Top 10 Stadiums
10. Indianapolis Motor Speedway
If the seating surrounding a 4 km speedway track constitutes a stadium, (and officially it does), then there is no way the 257,000 capacity IMS can miss out on a place in the top ten. It hosts several motorsport events, and has been around since 1909.
9. Turk Telecom Arena
Home to Galatasary, the Turk Telecom Arena replaced Ali Sami Yen in 2011. Not the largest capacity stadium, but it makes the list for its tinderbox atmosphere, which admittedly is not always a pleasant one. On March 18, 2011, it achieved an accolade to shout about: a Guinness World Record for 'loudest crowd roar at a sport stadium' with a recorded 131.76 decibels.
8. London Olympic stadium
The centrepoint of the London 2012 Olympic park has a capacity of 80,000, and was four years in the making. It boasts environmental credentials too; using minimal steel and recycled granite, in addition to the transportation of building materials using boats rather than lorries. It will be West Ham Utd FC’s ground from 2016.
7. Allianz Arena
Bayern Munich’s 71,000-capacity home stadium is a visual treat when illuminated at night. The luminous exterior features 2,874 panels, which can each be lit either red, white or blue. It hosted the 2012 Champions League Final and also houses a museum dedicated to the home team.
6. Old Trafford
Known as the ‘Theatre of Dreams’, the home ground of Manchester United is the UK’s second-largest stadium, and the scene of many historic footballing moments. The west-side of the stadium, known as the Stretford end, is home to the hard-core United fans and a statue of its king, Dennis Law.
5. Santiago Bernabéu
Named for the club’s former chairman, the home ground of Real Madrid is recognisable throughout the world. Host to four European Cup finals, as well as the 1982 World Cup final, Europe’s third largest stadium could soon become still larger, with four concepts for a 95,000 capacity redevelopment presented last year.
4. Rungnado May Day Stadium
North Korea’s May Day Stadium in Pyongyang is a shoo-in as the world’s largest capacity arena. Seating a massive 150,000, it stages football matches and athletics, as well as the huge-scale celebrations of the nation’s history and the Kim Dynasty.
3. FNB Stadium/Soccer City
Africa’s largest stadium seats 94,736, and hosted the 2010 world cup final to the tune of many vuvuzela’s. Architects created a striking exterior, with the outer-stadium designed to mimic the appearance of an African pot with a ring of lights running around the bottom of the structure to simulate fire underneath. Better-still, there are no restricted views in the stadium.
2. Nou Camp
As Europe’s largest football stadium, and home to arguably its greatest team, Barcelona’s home ground seats just under 100,000, and has staged two European Cup finals (1989 and 1999). It also has hosted large music concerts and even Pope John Paul II, when he conducted mass in 1982.

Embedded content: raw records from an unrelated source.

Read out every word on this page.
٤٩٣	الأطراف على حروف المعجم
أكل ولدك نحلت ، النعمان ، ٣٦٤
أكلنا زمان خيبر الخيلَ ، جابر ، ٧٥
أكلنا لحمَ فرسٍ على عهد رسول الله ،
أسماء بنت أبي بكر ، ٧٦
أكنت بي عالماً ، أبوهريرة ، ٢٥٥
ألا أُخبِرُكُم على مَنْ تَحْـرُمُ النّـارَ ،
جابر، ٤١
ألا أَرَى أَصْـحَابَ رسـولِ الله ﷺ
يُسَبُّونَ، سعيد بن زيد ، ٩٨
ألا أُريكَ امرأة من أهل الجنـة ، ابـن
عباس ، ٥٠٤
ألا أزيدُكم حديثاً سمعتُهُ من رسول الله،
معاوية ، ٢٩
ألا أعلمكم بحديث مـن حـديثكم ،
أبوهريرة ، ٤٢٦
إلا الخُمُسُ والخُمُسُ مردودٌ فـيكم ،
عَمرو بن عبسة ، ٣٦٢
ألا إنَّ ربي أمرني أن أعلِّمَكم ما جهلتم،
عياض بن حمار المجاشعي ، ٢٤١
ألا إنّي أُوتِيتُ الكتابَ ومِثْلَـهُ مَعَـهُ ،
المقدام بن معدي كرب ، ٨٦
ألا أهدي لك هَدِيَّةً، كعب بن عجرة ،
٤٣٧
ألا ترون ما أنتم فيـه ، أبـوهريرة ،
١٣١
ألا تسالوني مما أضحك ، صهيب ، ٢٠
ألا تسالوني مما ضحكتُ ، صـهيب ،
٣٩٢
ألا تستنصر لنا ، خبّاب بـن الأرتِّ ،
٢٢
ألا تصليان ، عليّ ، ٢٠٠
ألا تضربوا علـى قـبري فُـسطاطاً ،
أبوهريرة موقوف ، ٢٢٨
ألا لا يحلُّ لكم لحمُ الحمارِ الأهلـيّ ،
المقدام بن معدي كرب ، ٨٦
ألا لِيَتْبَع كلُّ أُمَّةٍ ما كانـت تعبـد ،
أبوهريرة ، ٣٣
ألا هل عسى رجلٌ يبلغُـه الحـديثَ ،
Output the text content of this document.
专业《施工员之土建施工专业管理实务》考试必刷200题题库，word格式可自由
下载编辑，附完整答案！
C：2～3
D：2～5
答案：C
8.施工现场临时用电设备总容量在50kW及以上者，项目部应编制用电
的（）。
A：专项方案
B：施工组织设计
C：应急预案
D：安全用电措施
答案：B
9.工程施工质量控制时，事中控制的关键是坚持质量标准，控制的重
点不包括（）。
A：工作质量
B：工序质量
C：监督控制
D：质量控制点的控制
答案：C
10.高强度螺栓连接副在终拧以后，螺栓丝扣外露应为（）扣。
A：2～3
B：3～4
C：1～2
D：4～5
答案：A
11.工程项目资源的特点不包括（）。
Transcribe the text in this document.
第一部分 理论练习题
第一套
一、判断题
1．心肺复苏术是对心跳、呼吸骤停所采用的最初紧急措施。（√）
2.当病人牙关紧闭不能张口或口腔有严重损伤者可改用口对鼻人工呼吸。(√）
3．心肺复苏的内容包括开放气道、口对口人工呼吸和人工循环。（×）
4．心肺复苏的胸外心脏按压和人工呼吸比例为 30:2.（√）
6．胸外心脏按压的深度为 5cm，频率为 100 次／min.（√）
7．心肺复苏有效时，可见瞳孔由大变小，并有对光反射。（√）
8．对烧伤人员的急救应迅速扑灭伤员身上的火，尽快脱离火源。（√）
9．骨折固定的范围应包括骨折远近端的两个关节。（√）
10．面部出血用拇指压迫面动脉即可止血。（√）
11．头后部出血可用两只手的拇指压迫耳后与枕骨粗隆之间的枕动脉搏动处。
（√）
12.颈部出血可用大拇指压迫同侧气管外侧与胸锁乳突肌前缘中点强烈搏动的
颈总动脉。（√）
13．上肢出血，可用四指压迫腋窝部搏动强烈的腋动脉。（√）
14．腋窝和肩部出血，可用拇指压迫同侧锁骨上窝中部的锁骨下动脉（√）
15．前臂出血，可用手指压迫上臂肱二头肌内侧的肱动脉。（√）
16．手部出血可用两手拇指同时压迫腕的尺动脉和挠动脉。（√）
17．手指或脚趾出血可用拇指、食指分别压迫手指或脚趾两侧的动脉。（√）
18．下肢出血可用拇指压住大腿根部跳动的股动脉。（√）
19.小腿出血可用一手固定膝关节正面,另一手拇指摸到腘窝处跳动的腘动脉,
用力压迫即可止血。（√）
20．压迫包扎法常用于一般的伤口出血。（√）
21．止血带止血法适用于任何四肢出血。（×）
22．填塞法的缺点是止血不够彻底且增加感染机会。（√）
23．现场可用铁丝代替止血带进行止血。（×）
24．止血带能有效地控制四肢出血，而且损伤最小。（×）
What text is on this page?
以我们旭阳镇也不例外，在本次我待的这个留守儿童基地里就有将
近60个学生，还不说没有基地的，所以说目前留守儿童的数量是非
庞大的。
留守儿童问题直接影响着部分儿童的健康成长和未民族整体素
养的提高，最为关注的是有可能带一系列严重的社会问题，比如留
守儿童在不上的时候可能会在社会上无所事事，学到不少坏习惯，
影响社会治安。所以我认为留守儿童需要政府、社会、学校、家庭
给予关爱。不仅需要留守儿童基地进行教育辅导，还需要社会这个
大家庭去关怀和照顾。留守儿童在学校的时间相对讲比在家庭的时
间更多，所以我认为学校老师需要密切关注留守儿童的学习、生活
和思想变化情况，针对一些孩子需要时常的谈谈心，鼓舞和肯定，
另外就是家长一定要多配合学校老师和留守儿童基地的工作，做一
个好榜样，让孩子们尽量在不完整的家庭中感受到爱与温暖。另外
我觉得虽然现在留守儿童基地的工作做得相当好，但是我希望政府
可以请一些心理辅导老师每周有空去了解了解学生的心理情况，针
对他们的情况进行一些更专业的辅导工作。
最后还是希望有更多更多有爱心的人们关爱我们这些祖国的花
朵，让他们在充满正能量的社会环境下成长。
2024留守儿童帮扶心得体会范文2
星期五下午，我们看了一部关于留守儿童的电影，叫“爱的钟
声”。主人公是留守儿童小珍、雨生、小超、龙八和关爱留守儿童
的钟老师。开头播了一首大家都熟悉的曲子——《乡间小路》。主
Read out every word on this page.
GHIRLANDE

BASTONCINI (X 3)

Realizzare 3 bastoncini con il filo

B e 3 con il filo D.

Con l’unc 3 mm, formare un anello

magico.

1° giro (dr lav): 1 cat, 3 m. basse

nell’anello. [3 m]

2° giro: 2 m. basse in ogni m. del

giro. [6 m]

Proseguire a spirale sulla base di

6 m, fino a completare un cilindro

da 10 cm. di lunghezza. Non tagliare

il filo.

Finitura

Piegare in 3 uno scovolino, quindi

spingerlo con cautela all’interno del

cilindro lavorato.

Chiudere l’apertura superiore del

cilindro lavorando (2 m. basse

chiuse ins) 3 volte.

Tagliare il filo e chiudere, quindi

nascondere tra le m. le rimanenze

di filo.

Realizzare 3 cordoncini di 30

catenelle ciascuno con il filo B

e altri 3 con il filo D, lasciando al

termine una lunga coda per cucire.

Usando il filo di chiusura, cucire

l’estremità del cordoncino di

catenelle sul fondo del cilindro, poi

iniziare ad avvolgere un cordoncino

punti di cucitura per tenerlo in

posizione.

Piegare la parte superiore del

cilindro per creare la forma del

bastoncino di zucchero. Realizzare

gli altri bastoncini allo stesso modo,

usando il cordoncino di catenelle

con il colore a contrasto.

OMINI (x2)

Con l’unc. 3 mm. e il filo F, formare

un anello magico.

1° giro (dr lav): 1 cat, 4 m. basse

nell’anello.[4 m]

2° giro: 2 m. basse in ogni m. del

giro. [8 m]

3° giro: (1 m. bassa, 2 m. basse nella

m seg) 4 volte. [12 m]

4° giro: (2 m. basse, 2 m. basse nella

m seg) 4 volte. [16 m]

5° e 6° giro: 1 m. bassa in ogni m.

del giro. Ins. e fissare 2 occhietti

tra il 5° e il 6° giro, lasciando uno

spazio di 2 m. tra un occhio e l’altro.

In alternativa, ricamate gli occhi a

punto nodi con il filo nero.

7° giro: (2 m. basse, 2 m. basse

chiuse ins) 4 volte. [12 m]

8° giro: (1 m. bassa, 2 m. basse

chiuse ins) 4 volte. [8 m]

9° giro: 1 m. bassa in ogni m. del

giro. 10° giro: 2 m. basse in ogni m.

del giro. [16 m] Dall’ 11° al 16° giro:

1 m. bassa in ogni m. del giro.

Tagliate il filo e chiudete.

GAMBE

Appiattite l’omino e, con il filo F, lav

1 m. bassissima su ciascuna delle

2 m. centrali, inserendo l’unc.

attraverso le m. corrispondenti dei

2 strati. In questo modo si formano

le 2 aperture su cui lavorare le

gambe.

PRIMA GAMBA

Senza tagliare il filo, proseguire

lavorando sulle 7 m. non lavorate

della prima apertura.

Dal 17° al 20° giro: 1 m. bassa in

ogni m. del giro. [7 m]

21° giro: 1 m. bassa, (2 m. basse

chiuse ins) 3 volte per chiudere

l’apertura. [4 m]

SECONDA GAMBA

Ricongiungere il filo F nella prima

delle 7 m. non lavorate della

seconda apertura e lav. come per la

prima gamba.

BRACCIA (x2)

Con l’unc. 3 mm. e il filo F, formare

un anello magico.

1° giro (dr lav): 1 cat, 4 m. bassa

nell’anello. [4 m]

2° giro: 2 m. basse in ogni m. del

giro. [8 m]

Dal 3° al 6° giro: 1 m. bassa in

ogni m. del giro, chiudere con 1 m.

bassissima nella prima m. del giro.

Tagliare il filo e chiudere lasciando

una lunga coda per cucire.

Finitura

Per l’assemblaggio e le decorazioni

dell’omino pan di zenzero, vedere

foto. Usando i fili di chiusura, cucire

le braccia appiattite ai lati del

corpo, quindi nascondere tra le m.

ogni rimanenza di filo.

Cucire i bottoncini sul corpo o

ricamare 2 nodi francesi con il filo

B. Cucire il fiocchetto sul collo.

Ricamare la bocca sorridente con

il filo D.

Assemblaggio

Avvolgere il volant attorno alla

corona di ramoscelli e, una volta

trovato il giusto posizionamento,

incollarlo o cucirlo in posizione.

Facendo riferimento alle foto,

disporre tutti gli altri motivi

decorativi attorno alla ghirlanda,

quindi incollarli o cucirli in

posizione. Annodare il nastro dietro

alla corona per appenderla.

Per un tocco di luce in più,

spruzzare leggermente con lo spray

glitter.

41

When it opened in 2007, the new 90,000 capacity Wembley had a lot to live up to. Replacing the stadium seen by many as the "home" of football, New Wembley was endowed with a striking 134-metre-high arch as recompense for the iconic twin towers that were demolished along with old Wembley.
The road to completion was paved with delays and complications including the collapse of sewers due to ground movement and the fall of a steel rafter from the roof. What’s more, the Australian contractor Multiplex made significant losses from the project, and is still involved in legal cases against sub-contractors and consultants.
Interestingly, the largest claim of £253million against Mott McDonald consultants is a UK construction record.
In the end however, Wembley got the impressive stadium it deserved. While the England national side may have yet to repeat its success at the illustrious predecessor, we may safely assume that things can only get better.